The purpose of the [GHA] approval service is to prevent a single compromised Teleport employee/their credentials from being able to compromise Teleport, Teleport Cloud, customer envs, etc. by creating a Teleport release. The intent was to collect sufficient information about workflow runs, and require somebody besides the user that triggered the workflow to review the information. If my account was hypothetically compromised by a malicious actor, this service is a security control to ensure that the actor would be unable to trigger a production release without somebody else allowing it.
To be able to determine whether or not a workflow run is malicious, reviewers must be notified not just that a workflow run (that is, a "function call") is being attempted, but also what parameters are being provided.
Today, when an approval request is submitted, it contains only the following information (example from the 16.5.17 release:
Repository: gravitational/teleport.e
Workflow name: Tag Build of gravitational/[email protected]
URL: https://github.com/gravitational/teleport.e/actions/runs/xxxxxxxxxxx
Environment: prod/build
Workflow run ID: xxxxxxxxxxx
Requester: fheinecke
This is enough to determine what version of the workflow, or ReleaseTeleport function, is being executed, but it does not provide any information whatsoever about what parameters were provided. There is no way to tell these two function calls apart from this information:
// Well-intentioned function call
ReleaseTeleport("gravitational/teleport", "v16.5.17", "v16.5.17", "prod/build")
// Malicious function call
ReleaseTeleport("gravitational/teleport", "my-malicious-branch-or-tag", "18.0.0", "prod/build")As alluded to above, the function accept enough parameters to allow a malicious function call to execute arbitrary code. This allows for not only the single build (and everything it depends on) to be compromised, but also everything that the workflow has access to (AWS infrastructure, long-lived secrets like GPG keys, Apple signing and notarization credentials, etc.).

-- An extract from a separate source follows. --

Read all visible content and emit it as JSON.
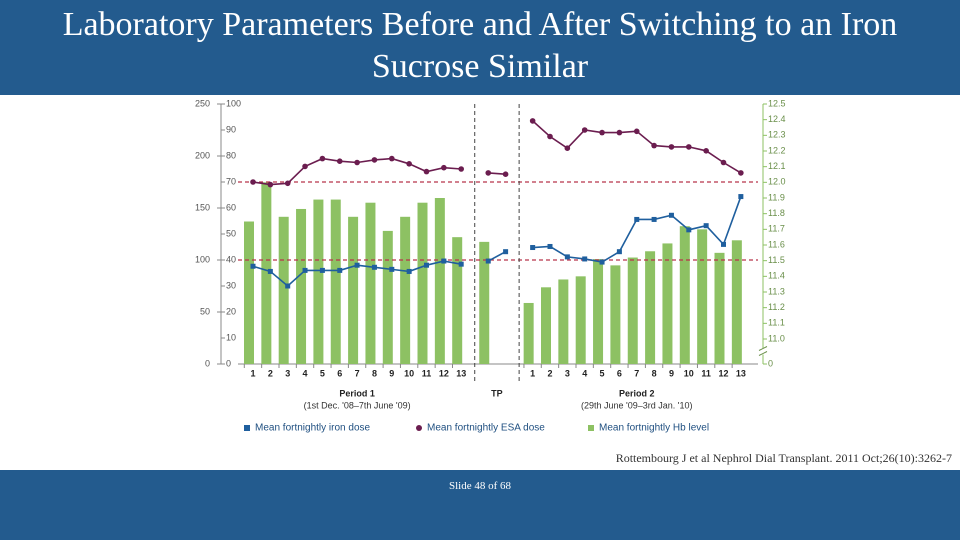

This completely undermines the reason that the approval service was built for in the first place, and prevents it from providing any real security value. What currently exists today is the equivalent of a lock on a pair of doors - one of the doors may be locked and "secure", but the one next to it is open and unlocked.
To fix this, the approval service needs to record these parameters and make them available to reviewers.